Feeding Google’s data beast
Google’s vp and gm, buying, analytics and measurement for Google Ads, Vidhya Srinivasan wrote in a Sept. 27 blog post that the modeled measurement technique it aims to use to replace last-click attribution “uses advanced machine learning to more accurately understand how each marketing touchpoint contributed to a conversion, all while respecting user privacy.” But Google relies on the identifiable data it has about its vast user base to help improve the accuracy of its modeled measurement approach. “Our high signed-in user base allows our sophisticated modeling techniques to operate independent of cookies or other identifiers since we can infer a rich set of behavioral dataset[s] across a representative set of opted-in users,” the company notes in documentation about how modeled conversion tracking works.
Meanwhile like Facebook and other companies, Google is trying to maintain advertisers’ ability to track and retarget people across websites and directly measure campaign performance as third-party cookies die out and Apple implements stricter data privacy controls. So, while Google touts the privacy-related aspects of its modeled measurement, it aims to gobble up more and more customer data from advertisers, not only to directly measure logged-in users, but to feed its bidding and measurement models.
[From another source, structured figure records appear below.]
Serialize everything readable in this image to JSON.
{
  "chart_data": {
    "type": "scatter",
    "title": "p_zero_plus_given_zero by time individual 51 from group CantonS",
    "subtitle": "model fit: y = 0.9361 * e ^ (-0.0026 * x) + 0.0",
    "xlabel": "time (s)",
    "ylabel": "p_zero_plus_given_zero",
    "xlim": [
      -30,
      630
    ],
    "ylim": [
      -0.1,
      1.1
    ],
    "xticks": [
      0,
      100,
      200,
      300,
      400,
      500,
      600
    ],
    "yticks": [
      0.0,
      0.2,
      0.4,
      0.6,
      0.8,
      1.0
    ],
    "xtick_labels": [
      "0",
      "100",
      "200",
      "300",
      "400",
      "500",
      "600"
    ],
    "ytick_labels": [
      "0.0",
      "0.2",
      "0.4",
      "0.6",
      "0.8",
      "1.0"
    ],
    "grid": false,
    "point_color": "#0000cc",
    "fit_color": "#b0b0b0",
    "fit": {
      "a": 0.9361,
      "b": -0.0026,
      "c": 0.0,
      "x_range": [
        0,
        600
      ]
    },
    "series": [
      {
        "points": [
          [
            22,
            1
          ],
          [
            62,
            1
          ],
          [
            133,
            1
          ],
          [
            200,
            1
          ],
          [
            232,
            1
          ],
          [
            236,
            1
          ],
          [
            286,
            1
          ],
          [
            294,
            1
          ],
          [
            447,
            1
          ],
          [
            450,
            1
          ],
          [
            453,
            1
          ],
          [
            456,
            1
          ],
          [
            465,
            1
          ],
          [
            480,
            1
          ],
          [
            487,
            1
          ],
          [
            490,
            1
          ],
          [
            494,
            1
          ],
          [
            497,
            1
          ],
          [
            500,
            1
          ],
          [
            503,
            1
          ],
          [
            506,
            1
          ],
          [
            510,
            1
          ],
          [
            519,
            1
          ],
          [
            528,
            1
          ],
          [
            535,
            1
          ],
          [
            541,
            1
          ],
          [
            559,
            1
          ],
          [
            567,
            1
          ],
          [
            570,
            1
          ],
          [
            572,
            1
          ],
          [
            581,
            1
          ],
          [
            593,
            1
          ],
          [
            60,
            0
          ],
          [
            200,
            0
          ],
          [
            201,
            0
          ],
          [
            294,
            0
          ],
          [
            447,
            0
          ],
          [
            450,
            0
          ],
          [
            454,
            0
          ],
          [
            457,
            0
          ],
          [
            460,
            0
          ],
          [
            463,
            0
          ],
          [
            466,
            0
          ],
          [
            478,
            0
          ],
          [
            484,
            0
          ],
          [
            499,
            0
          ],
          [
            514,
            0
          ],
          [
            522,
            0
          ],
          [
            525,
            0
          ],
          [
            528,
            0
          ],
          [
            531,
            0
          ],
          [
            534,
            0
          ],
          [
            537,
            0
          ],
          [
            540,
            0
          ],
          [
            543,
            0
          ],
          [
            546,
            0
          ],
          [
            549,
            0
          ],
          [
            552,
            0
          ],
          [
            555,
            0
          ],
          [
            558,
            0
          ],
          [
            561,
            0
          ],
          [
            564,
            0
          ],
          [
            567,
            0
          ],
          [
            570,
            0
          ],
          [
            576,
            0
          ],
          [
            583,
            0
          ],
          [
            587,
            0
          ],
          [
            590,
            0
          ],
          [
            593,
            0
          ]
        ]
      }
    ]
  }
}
Indeed, the company itself says in its conversion tracking documentation that “The more observable data, the better the model quality,” and it is encouraging advertisers to help it get that observable data. One way is through its “enhanced conversions” measurement process, which requires advertisers to supply first-party customer data such as email addresses, names, home addresses, and phone numbers.
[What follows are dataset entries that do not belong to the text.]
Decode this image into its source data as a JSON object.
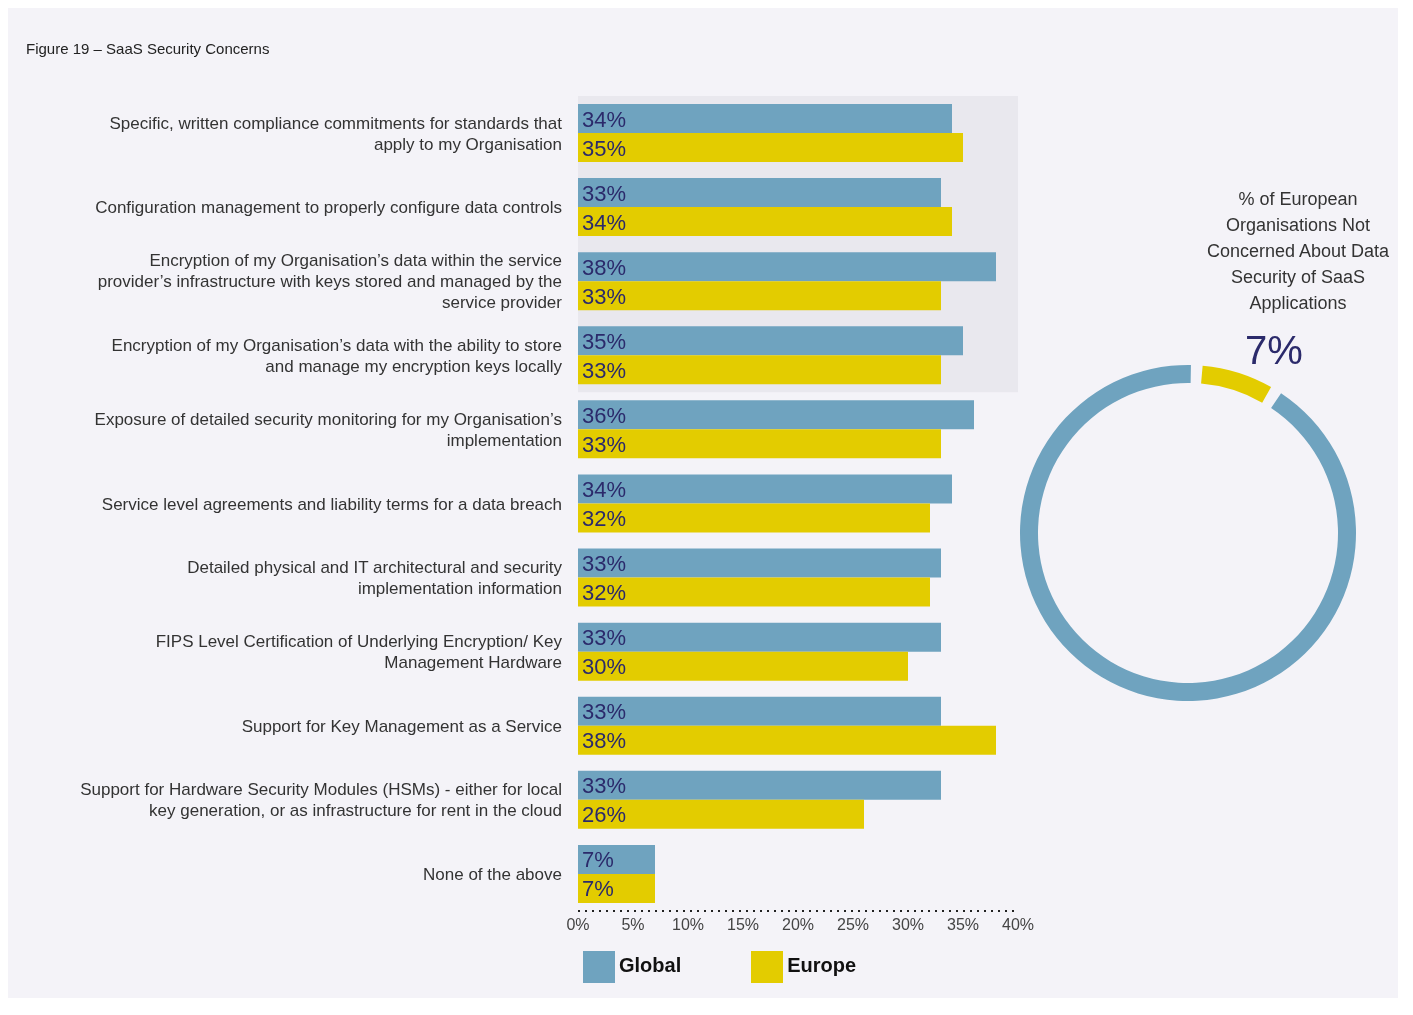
{
  "chart_data": [
    {
      "type": "bar",
      "orientation": "horizontal",
      "title": "Figure 19 – SaaS Security Concerns",
      "categories": [
        "Specific, written compliance commitments for standards that apply to my Organisation",
        "Configuration management to properly configure data controls",
        "Encryption of my Organisation’s data within the service provider’s infrastructure with keys stored and managed by the service provider",
        "Encryption of my Organisation’s data with the ability to store and manage my encryption keys locally",
        "Exposure of detailed security monitoring for my Organisation’s implementation",
        "Service level agreements and liability terms for a data breach",
        "Detailed physical and IT architectural and security implementation information",
        "FIPS Level Certification of Underlying Encryption/ Key Management Hardware",
        "Support for Key Management as a Service",
        "Support for Hardware Security Modules (HSMs) - either for local key generation, or as infrastructure for rent in the cloud",
        "None of the above"
      ],
      "series": [
        {
          "name": "Global",
          "color": "#6fa3bf",
          "values": [
            34,
            33,
            38,
            35,
            36,
            34,
            33,
            33,
            33,
            33,
            7
          ],
          "value_labels": [
            "34%",
            "33%",
            "38%",
            "35%",
            "36%",
            "34%",
            "33%",
            "33%",
            "33%",
            "33%",
            "7%"
          ]
        },
        {
          "name": "Europe",
          "color": "#e3cc00",
          "values": [
            35,
            34,
            33,
            33,
            33,
            32,
            32,
            30,
            38,
            26,
            7
          ],
          "value_labels": [
            "35%",
            "34%",
            "33%",
            "33%",
            "33%",
            "32%",
            "32%",
            "30%",
            "38%",
            "26%",
            "7%"
          ]
        }
      ],
      "xlim": [
        0,
        40
      ],
      "xticks": [
        {
          "value": 0,
          "label": "0%"
        },
        {
          "value": 5,
          "label": "5%"
        },
        {
          "value": 10,
          "label": "10%"
        },
        {
          "value": 15,
          "label": "15%"
        },
        {
          "value": 20,
          "label": "20%"
        },
        {
          "value": 25,
          "label": "25%"
        },
        {
          "value": 30,
          "label": "30%"
        },
        {
          "value": 35,
          "label": "35%"
        },
        {
          "value": 40,
          "label": "40%"
        }
      ],
      "bands": [
        {
          "axis": "y",
          "from": "Specific, written compliance commitments for standards that apply to my Organisation",
          "to": "Encryption of my Organisation’s data with the ability to store and manage my encryption keys locally",
          "color": "#e9e8ee"
        }
      ],
      "legend": "bottom"
    },
    {
      "type": "donut",
      "title": "% of European Organisations Not Concerned About Data Security of SaaS Applications",
      "categories": [
        null,
        null
      ],
      "values": [
        7,
        93
      ],
      "colors": [
        "#e3cc00",
        "#6fa3bf"
      ],
      "value_labels": [
        "7%",
        null
      ]
    }
  ]
}
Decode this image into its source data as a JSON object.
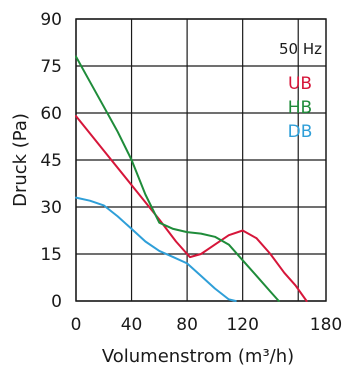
{
  "chart_data": {
    "type": "line",
    "xlabel": "Volumenstrom (m³/h)",
    "ylabel": "Druck (Pa)",
    "xlim": [
      0,
      180
    ],
    "ylim": [
      0,
      90
    ],
    "xticks": [
      0,
      40,
      80,
      120,
      180
    ],
    "xtick_labels": [
      "0",
      "40",
      "80",
      "120",
      "180"
    ],
    "yticks": [
      0,
      15,
      30,
      45,
      60,
      75,
      90
    ],
    "ytick_labels": [
      "0",
      "15",
      "30",
      "45",
      "60",
      "75",
      "90"
    ],
    "x_gridlines": [
      0,
      40,
      80,
      120,
      160
    ],
    "y_gridlines": [
      0,
      15,
      30,
      45,
      60,
      75,
      90
    ],
    "grid": true,
    "legend_title": "50 Hz",
    "legend_position": "top-right",
    "series": [
      {
        "name": "UB",
        "color": "#d6163a",
        "x": [
          0,
          20,
          40,
          60,
          72,
          82,
          90,
          100,
          110,
          120,
          130,
          140,
          150,
          158,
          166
        ],
        "y": [
          59,
          48,
          37,
          26,
          19,
          14,
          15,
          18,
          21,
          22.5,
          20,
          15,
          9,
          5,
          0
        ]
      },
      {
        "name": "HB",
        "color": "#1f8c3a",
        "x": [
          0,
          10,
          20,
          30,
          40,
          50,
          60,
          70,
          80,
          90,
          100,
          110,
          120,
          130,
          140,
          146
        ],
        "y": [
          78,
          70,
          62,
          54,
          45,
          34,
          25,
          23,
          22,
          21.5,
          20.5,
          18,
          13,
          8,
          3,
          0
        ]
      },
      {
        "name": "DB",
        "color": "#2f9fd8",
        "x": [
          0,
          10,
          20,
          30,
          40,
          50,
          60,
          70,
          80,
          90,
          100,
          110,
          115
        ],
        "y": [
          33,
          32,
          30.5,
          27,
          23,
          19,
          16,
          14,
          12,
          8,
          4,
          0.5,
          0
        ]
      }
    ]
  }
}
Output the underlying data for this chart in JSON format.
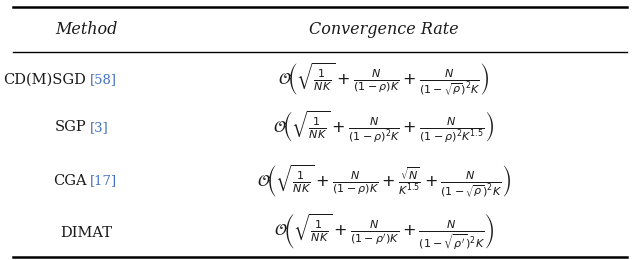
{
  "title_col1": "Method",
  "title_col2": "Convergence Rate",
  "rows": [
    {
      "method": "CD(M)SGD",
      "ref": "[58]",
      "formula": "$\\mathcal{O}\\!\\left(\\sqrt{\\frac{1}{NK}} + \\frac{N}{(1-\\rho)K} + \\frac{N}{(1-\\sqrt{\\rho})^2 K}\\right)$"
    },
    {
      "method": "SGP",
      "ref": "[3]",
      "formula": "$\\mathcal{O}\\!\\left(\\sqrt{\\frac{1}{NK}} + \\frac{N}{(1-\\rho)^2 K} + \\frac{N}{(1-\\rho)^2 K^{1.5}}\\right)$"
    },
    {
      "method": "CGA",
      "ref": "[17]",
      "formula": "$\\mathcal{O}\\!\\left(\\sqrt{\\frac{1}{NK}} + \\frac{N}{(1-\\rho)K} + \\frac{\\sqrt{N}}{K^{1.5}} + \\frac{N}{(1-\\sqrt{\\rho})^2 K}\\right)$"
    },
    {
      "method": "DIMAT",
      "ref": "",
      "formula": "$\\mathcal{O}\\!\\left(\\sqrt{\\frac{1}{NK}} + \\frac{N}{(1-\\rho')K} + \\frac{N}{(1-\\sqrt{\\rho'})^2 K}\\right)$"
    }
  ],
  "ref_color": "#4472C4",
  "bg_color": "#FFFFFF",
  "text_color": "#1a1a1a",
  "header_fontsize": 11.5,
  "body_fontsize": 10.5,
  "formula_fontsize": 11.5,
  "fig_width": 6.4,
  "fig_height": 2.6
}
A Google spokesperson told Digiday its enhanced conversions method only uses data that has been consented and provided to the advertiser and is in line with the company’s commitment to privacy-centric measurement solutions.
But others question the privacy commitment. “Historically, you couldn’t quite share user data with Google in such a manner,” said Divecha, who added, “‘Enhanced’ conversions almost feel like a step backwards from a privacy point of view.”
Google’s modeled approach helps simplify measurement, “particularly for smaller advertisers who may not have enough data to build reliable data-driven models,” said Steve Zisk, senior product marketing manager at customer data platform firm Redpoint Global. “But this ‘simplicity’ serves Google itself as much as the customer, providing a larger set of data for Google’s algorithms.”
And, as advertisers rely on Google to build accurate models to measure their ads, they also have to trust those modeled numbers. Advertisers should use caution and consider even some basic means of validating them using other information when looking to Google as the be-all-end-all performance barometer, said Richardson.
“Ideally,” said Zisk, “Google would increase transparency by showing how different aspects of customer journeys contribute to conversions, and how their models can accurately reflect actual journeys and conversions.”